Le centre est ouvert aux réfugiés ivoiriens, aux personnes déplacées internes, à ceux qui sont retournés dans leurs villages et aux populations hôtes.
On a parlé de Burkinabè de Bouaflé qui ont été naturalisés. Qu’en pensez-vous, en tant que première responsable du Hcr?
Le gouvernement ivoirien a régularisé la situation de certaines personnes qui vivaient en Côte d’Ivoire depuis plusieurs années. Le Hcr lui apporte assistance pour des questions d’apatridie, par exemple, en termes de production de journaux officiels. Ce n’est pas seulement pour des Burkinabè, mais aussi pour d’autres personnes qui n’ont pas la preuve de leur nationalité en Côte d’Ivoire, y compris les enfants nés en dehors du pays, dans des camps de réfugiés, dans les pays où ils ont fui depuis les différentes crises. La période d’enregistrement a été prolongée par le gouvernement jusqu’en août 2014.

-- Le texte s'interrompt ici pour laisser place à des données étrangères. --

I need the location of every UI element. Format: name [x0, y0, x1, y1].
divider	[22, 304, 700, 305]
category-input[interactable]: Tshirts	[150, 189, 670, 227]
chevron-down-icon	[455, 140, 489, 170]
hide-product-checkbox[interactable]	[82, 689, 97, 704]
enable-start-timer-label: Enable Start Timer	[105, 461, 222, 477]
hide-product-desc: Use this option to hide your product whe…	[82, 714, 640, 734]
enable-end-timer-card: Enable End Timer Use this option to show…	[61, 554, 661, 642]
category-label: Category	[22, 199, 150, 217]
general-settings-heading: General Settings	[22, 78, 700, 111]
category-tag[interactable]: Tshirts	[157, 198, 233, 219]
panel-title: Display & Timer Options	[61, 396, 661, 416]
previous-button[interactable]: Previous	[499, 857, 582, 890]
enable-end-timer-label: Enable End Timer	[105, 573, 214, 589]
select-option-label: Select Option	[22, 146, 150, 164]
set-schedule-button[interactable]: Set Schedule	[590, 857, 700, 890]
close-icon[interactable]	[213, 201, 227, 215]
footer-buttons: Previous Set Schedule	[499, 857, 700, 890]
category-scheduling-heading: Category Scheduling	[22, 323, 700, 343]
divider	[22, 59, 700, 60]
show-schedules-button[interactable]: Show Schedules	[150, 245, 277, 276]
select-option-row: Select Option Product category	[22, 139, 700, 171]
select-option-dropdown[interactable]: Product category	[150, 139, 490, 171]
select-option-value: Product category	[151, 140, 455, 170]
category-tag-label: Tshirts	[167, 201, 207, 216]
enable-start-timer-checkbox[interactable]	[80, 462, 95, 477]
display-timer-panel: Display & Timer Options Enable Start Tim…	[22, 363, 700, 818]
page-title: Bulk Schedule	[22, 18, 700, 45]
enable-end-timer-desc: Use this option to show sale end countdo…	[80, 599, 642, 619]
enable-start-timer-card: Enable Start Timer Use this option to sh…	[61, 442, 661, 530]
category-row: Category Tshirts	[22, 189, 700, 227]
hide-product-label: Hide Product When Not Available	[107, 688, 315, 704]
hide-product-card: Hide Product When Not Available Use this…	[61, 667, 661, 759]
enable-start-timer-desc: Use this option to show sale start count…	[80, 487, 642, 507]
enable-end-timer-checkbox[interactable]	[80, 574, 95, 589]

Quel message adressez-vous donc aux réfugiés ?
Le Hcr est disposé à assister tous ceux qui sont prêts à rentrer volontairement dans leur pays. Nous sommes ici pour soutenir le gouvernement de Côte d’Ivoire, aider les gens à recommencer ou à continuer leur vie en Côte d’Ivoire, et aider le pays à se développer avec ses populations. La nation ivoirienne a besoin de tous ces enfants pour son développement. Je remercie Fraternité Matin pour le travail qu’il abat.